MANDEVILLE, Jamaica — One night last month, Andre and some friends were finishing dinner when a mob showed up at the front gate. Yelling antigay slurs and waving machetes, sticks and knives, 15 to 20 men kicked in the front door of the home he and his friends had rented and set upon them.
“I thought I was dead,” Andre, 20, a student, recounted in a faint voice, still scared enough that he was in hiding and did not want his full name to be used.
The mob pummeled him senseless. His right hand, the one he used to shield himself from the blows, is now covered with bandages. His skull has deep cut marks and his ear was sliced in half, horizontally. Doctors managed to sew it back together and he can hear out of it again.
Being gay in Jamaica is not easy. For years, human rights groups have denounced the harassment, beating and even killing of gays here, to little avail. No official statistic has been compiled on the number of attacks. But a recent string of especially violent, high-profile assaults has brought fresh condemnation to an island otherwise known as an easygoing tourist haven.
“One time may be an isolated incident,” said Rebecca Schleifer, a researcher for Human Rights Watch who has studied the issue and regularly gets calls from the island from gays under attack. “When they happen on a repeated basis across the country, it is an urgent problem that deserves attention at the highest levels.”
Disapproval of gays is an entrenched part of island life, rooted, Jamaicans say, in the country’s Christian tradition. The Bible condemns homosexuality, they say. But critics say islanders are selective in the verses they cite, and the rage at gay sex contrasts sharply with Jamaicans’ embrace of casual sex among heterosexuals, which is considered part of the Caribbean way.
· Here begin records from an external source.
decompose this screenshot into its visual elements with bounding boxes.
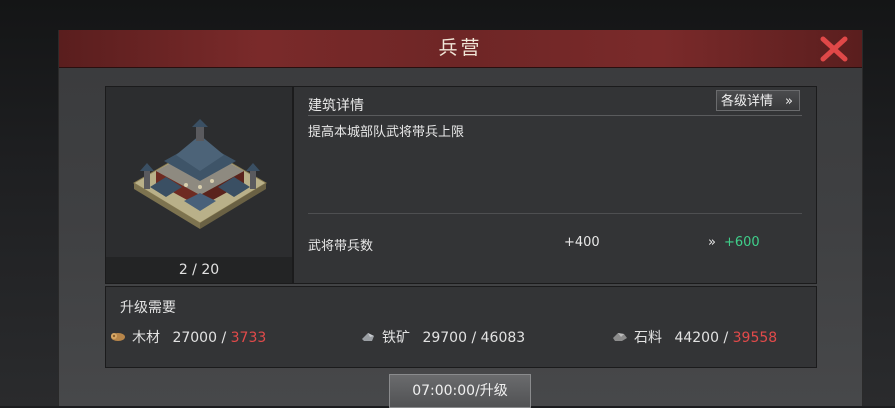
iron-ore-icon	[360, 329, 376, 347]
title-bar: 兵营	[59, 30, 862, 68]
resource-name: 木材	[132, 330, 160, 346]
upgrade-requirements-panel: 升级需要 木材 27000 / 3733 铁矿 29700 / 46083 石料…	[105, 286, 817, 368]
resource-need: 27000	[172, 330, 217, 346]
building-image-panel: 2 / 20	[105, 86, 293, 284]
resource-separator: /	[719, 330, 733, 346]
resource-name: 石料	[634, 330, 662, 346]
resource-have: 46083	[480, 330, 526, 346]
chevron-right-icon: »	[785, 94, 793, 109]
resource-separator: /	[467, 330, 481, 346]
barracks-building-image	[126, 115, 274, 243]
upgrade-button[interactable]: 07:00:00/升级	[389, 374, 531, 408]
resource-have: 39558	[732, 330, 778, 346]
close-icon[interactable]	[819, 36, 849, 62]
info-title: 建筑详情	[308, 98, 364, 114]
resource-have: 3733	[230, 330, 267, 346]
stat-current-value: +400	[564, 235, 600, 250]
level-details-button[interactable]: 各级详情 »	[716, 90, 800, 111]
stat-next-value: +600	[724, 235, 760, 250]
resource-need: 44200	[674, 330, 719, 346]
building-level: 2 / 20	[106, 257, 292, 283]
level-details-label: 各级详情	[721, 94, 774, 109]
barracks-dialog: 兵营 2 / 20 建筑详情 各级详情 » 提高本城部队武将带兵上限 武将带兵数…	[58, 30, 863, 408]
resource-wood: 木材 27000 / 3733	[110, 327, 267, 347]
stone-icon	[612, 329, 628, 347]
divider	[308, 115, 802, 116]
resource-need: 29700	[422, 330, 467, 346]
resource-iron: 铁矿 29700 / 46083	[360, 327, 526, 347]
stat-label: 武将带兵数	[308, 239, 374, 254]
building-info-panel: 建筑详情 各级详情 » 提高本城部队武将带兵上限 武将带兵数 +400 » +6…	[293, 86, 817, 284]
chevron-right-icon: »	[708, 235, 716, 250]
building-description: 提高本城部队武将带兵上限	[308, 125, 465, 140]
divider	[308, 213, 802, 214]
resource-separator: /	[217, 330, 231, 346]
dialog-title: 兵营	[438, 37, 483, 59]
resource-stone: 石料 44200 / 39558	[612, 327, 778, 347]
resource-name: 铁矿	[382, 330, 410, 346]
requirements-title: 升级需要	[120, 300, 176, 316]
wood-icon	[110, 329, 126, 347]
While some other Caribbean tourist destinations have made a point of marketing to gay travelers, Jamaica has notably not joined the trend.
The double standard on the island is reflected in the antigay lyrics of Jamaican dance hall music, the headlines of more hyperventilating tabloids — “homo” is the term most often used — and the fact that homosexuality remains illegal here, with the specific crime called “buggery.”